A farmer feeds his horses a trough full of corn every day. The trough is in the shape of a trapezoidal prism. The
trough’s base is 1 foot by 4 feet, the height is 1 foot, and the top edge is 1.5 feet by 4 feet. What is the volume of the trough?
1 Expert Answer

Martin S. answered 04/09/20
Patient, Relaxed PhD Molecular Biologist for Science and Math Tutoring
It would be nice to use a diagram to explain this, but hopefully this will do.

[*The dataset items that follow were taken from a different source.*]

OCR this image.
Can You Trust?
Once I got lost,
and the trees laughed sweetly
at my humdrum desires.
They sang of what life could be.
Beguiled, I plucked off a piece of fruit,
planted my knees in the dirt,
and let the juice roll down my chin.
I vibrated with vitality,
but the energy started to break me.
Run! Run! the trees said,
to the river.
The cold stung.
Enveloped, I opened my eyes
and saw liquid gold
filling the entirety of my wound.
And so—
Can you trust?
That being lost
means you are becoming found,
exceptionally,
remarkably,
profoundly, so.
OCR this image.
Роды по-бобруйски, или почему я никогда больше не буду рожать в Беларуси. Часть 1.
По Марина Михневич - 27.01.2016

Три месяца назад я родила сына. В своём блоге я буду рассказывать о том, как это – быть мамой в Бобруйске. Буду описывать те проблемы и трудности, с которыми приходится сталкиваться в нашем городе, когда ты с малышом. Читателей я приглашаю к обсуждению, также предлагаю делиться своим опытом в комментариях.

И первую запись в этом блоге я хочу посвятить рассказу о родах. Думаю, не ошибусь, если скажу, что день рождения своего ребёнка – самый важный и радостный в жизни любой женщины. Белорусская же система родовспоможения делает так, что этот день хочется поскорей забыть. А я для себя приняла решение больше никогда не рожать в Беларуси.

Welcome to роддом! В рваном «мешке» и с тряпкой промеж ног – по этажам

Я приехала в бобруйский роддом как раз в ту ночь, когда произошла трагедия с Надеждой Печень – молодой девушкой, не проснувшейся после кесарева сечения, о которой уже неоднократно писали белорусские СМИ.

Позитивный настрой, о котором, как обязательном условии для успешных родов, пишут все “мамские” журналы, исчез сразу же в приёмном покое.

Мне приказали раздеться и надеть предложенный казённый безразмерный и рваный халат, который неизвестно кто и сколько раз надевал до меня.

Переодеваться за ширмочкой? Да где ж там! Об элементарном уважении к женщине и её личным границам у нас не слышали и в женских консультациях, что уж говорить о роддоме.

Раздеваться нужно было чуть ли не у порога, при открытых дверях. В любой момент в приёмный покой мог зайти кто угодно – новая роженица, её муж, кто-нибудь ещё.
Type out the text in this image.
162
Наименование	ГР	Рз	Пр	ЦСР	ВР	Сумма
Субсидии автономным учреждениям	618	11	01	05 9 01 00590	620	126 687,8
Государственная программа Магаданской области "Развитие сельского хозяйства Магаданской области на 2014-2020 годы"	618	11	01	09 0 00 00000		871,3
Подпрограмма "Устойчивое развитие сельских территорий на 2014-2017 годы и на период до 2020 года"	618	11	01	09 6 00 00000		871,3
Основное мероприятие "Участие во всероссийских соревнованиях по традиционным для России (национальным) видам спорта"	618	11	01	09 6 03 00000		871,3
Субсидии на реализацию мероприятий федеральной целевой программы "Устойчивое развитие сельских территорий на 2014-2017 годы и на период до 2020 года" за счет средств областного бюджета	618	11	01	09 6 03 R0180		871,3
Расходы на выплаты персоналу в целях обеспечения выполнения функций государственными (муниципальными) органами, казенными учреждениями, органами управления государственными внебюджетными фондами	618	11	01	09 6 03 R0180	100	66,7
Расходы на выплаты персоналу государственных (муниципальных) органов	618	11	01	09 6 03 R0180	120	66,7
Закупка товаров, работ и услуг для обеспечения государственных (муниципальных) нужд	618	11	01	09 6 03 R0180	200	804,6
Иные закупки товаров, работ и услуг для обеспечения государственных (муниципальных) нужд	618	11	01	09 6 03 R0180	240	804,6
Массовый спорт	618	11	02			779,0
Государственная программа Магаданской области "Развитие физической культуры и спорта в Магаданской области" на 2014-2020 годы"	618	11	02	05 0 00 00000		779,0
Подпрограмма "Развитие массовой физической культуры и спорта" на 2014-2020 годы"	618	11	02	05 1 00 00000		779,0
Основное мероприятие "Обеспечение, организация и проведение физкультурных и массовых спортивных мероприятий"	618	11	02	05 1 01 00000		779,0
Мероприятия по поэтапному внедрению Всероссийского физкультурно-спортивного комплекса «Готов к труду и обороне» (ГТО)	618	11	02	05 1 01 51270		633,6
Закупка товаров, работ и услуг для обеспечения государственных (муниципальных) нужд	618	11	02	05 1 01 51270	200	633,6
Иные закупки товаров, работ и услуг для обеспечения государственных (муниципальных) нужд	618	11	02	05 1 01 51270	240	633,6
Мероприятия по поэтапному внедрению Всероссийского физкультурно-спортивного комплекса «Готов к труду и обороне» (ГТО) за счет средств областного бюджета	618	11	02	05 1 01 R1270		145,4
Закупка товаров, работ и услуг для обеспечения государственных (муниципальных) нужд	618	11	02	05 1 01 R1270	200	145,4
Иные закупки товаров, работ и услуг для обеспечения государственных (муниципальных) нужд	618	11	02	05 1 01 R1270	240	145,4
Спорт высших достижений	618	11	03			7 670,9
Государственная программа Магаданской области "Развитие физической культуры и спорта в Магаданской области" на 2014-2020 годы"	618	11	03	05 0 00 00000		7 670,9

If you were to look at the trough from the right or left end it would look like a trapezoid. the length of the trough is constant (4 feet), and the height of the trough is also constant (1 foot). You can use the formula base times height = volume to get the volume of the trough by using the trapezoid as the base. Multiply the area of the trapezoid by the length and you will have the volume.In this case the height of the trough will be the height of the trapezoid.
The area of a trapezoid is the average of the two bases times the height. The two bases are 1 foot and 1 1/2 feet, so the average of the bases is 1 1/4 feet. Multiply that by 1 foot, and the area of the trapezoid (the sides of the trough) is 1 1/4 square feet. Now multiply that by the length of the trough to get the volume.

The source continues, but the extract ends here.